Two hybrid, or “22.4” drivers also spoke out against the two-tier system for delivery drivers. “That 22.4 has got to go. We’re both 22.4. It’s the same as a regular driver but we get paid a little less. We get up to $10-15 less. We do the same work and get paid less than the full drivers. It’s a two-tier system. One guy gets paid more. And we drive in hot trucks that are like an oven sometimes.”

“We shouldn’t have 22.4s,” another UPS package car driver said. “And I voted ‘yes’ to strike. I only worked here for 4 or 5 years. The 22.4 is the biggest thing for me. It doesn’t seem fair. I was the last class that they made regular package car drivers. Everyone who came after me was a 22.4. At top scale the pay difference was $10 an hour. It’s pretty big. It’s a four-year progression. The first year or two it looks similar, but with each year of progression, the gap gets bigger.”
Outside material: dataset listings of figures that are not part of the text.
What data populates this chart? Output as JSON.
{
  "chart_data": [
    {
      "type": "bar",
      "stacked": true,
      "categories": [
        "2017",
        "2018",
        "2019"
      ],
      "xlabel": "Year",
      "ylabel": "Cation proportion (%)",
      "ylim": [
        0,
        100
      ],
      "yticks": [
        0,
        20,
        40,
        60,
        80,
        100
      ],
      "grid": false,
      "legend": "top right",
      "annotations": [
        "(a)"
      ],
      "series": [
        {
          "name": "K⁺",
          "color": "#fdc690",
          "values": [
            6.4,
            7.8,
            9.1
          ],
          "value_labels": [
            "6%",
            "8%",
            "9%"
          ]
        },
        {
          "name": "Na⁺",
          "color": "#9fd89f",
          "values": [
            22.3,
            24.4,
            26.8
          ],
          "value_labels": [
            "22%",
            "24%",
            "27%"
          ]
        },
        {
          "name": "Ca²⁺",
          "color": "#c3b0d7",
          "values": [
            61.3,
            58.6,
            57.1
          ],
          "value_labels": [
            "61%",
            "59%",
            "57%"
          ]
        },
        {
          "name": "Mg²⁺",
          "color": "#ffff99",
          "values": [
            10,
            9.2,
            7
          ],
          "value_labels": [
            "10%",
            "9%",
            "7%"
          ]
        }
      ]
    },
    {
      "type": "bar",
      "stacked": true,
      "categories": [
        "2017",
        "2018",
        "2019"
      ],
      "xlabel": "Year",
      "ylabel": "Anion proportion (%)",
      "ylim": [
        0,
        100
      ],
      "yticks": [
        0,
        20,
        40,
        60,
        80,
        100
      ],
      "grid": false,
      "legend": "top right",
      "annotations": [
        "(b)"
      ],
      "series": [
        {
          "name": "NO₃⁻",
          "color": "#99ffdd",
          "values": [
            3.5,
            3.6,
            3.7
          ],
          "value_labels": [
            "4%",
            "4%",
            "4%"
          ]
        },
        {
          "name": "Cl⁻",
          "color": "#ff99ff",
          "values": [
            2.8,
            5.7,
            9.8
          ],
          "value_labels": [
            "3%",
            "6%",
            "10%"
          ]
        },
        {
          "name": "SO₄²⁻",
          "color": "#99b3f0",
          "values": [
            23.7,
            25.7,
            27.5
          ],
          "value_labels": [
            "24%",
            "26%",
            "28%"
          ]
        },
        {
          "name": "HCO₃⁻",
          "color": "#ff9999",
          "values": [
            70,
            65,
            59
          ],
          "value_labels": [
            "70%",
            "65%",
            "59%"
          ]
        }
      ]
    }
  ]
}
He added, “The 22.4’s also don’t get overtime protection—which is huge to me. I don’t like mandatory overtime at all. I wish there was no overtime, or at least a gray period of eight hours. It’s absurd the only time we can get an eight-hour day is if we ask for it it. We can only have two a month, and they never honor it anyway. They’d rather just pay the penalty than accommodate it. UPS is also watching you [on camera] to see if you screw up. UPS is doing all this because it’s only about the money. There’s no other reason.

“They do work that’s effectively the same. Technically they’re supposed to do work inside. But I’ve never seen that happen until very recently when the post-COVID volume returned to normal—then they started moving the 22.4s to do preload and stuff like that. But before that they were doing the exact same work.

“We’ve known a couple guys who passed out when it got really hot. They don’t talk about that much. Management will say, ‘stay hydrated.’ I just don’t imagine UPS would have air conditioners either. Just like Amazon workers, we also pee in bottles. Sometimes it’s hard to find a place, especially if you’re working an all residential route. You may not be able to find a place.”

Another 22.4 driver at the Jefferson hub voted to strike and denounced the Teamsters union’s capitulation to the corporation’s interests in the 2018 contract struggle. “For us, the gap between 22.4 driver pay and regular driver pay is not fair,” he said. “It’s not fair because we’re doing the same thing for less pay. I don’t understand how they set the contract like that. The company makes a lot of money off that. I get paid $5 per hour less and I work 10 hours a day, so I already lost $50—and that’s one day. I could lose thousands a year compared to if I was a regular driver, and that’s just me. Think of how many other drivers they have at this rate across the company.

“How come they signed the new contract when we got less? I hope they take 22.4s out of the new contract. I started at $20.50, but the regular drivers started at $21. We got screwed. For the last contract, the regular drivers are raised $1 in the first year, and then $2 in the second and so on. And we were raised just $0.75 the first year, then $1.50 in the second. That’s unfair.

“I don’t understand how the Teamsters could sign a contract that’s so unfair like that. They already knew it was so unfair to all the employees. I joined the union after the 2018 contracts were signed so I had no choice. I waited for 3 years for a new contract and I don’t want it to be like the last one. This year, I realized this is a new contract so I have to say something—even if nothing’s going to change, I need to say something. I voted to strike yesterday. Hopefully they’re going to do something to change.

“They compare us to Amazon workers to try to tell us we’re getting higher pay, but it’s still not enough. We’re not forgetting we’re still getting paid less than regular drivers.”

He agreed with the perspective that it would be effective to fight to unite the struggles of logistics workers, including expanding the fight to Amazon workers whom they are pitted against.